Roku is releasing a new streaming device in Canada called the Streaming Stick+ on May 1st that features a host of improvements over the streaming hardware giant’s first stick.
The Stick+ comes with improved wireless range, a new Roku remote and the device also plays content in 4K HDR. The stick will first be available at Walmart followed by other retailers shortly after, according to Roku.
The streaming device comes with a wireless receiver that’s built-in to its power cord. Roku claims that this system offers up to four times better wireless range compared to the previous streaming stick.
The new remote looks the same as the basic Roku remote with the addition of a power button and volume controls. These new buttons are setup the first time users turns on the Roku and help make the TV experience more streamlined.
Further, the stick has also been outfitted with a new quad-core processor that’s able to pushing out 4K HDR content. The stick is also only compatible with HDR10, so users will need to make sure that their TV doesn’t just support Dolby Vision when it comes to HDR.
Apart from these new features, the stick offers standard Roku functionality such as the use of the platform’s companion app — which works as a remote, as well as a way to connect headphones, or to cast media to your television.
Roku says that the Canadian version of the platform’s store now includes over 5,000 different apps.
During my tests with Roku’s new streaming stick I found that it worked great. The new ability for the remote to control both power and volume of the TV was a feature I wouldn’t want to lose.

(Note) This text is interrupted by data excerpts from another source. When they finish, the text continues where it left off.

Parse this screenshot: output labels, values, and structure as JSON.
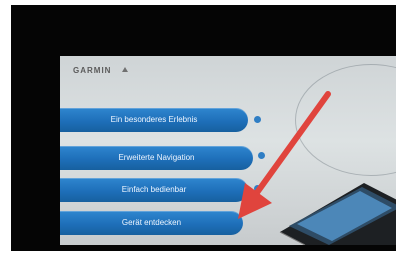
{
  "app": {
    "brand": "GARMIN"
  },
  "menu": {
    "items": [
      {
        "label": "Ein besonderes Erlebnis"
      },
      {
        "label": "Erweiterte Navigation"
      },
      {
        "label": "Einfach bedienbar"
      },
      {
        "label": "Gerät entdecken"
      }
    ]
  },
  "colors": {
    "button_blue": "#1e6fb9",
    "arrow_red": "#e0443d",
    "screen_bg": "#dde2e3",
    "bezel": "#050505"
  },
  "icons": {
    "info": "info-icon",
    "menu": "round-menu-button",
    "arrow": "red-annotation-arrow"
  }
}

The new Wi-Fi setup really seems to benefit the stick as well. In my tests It was able to stream 4K HDR Chef’s Table and Lost in Space without issues.
It also seemed to get better Wi-Fi reception than my Smart TV which ideally means the new stick will work from lots of rooms in a big house.
The stick is perfect for a secondary TV in my opinion because if you want a great streaming device with a good remote that make it really easy to use. If you’re a fan of Roku’s OS or your 4K TV doesn’t have the ability to play apps like Netflix this is a great way to make a dumb TV smart.
That said, the setup was a little slow and requires users to open up the Roku website to set up a user profile. Once I was able to create a Roku ID, the setup process moved back to the television and was significantly more streamlined.
The Stick+ is set to be priced at $90.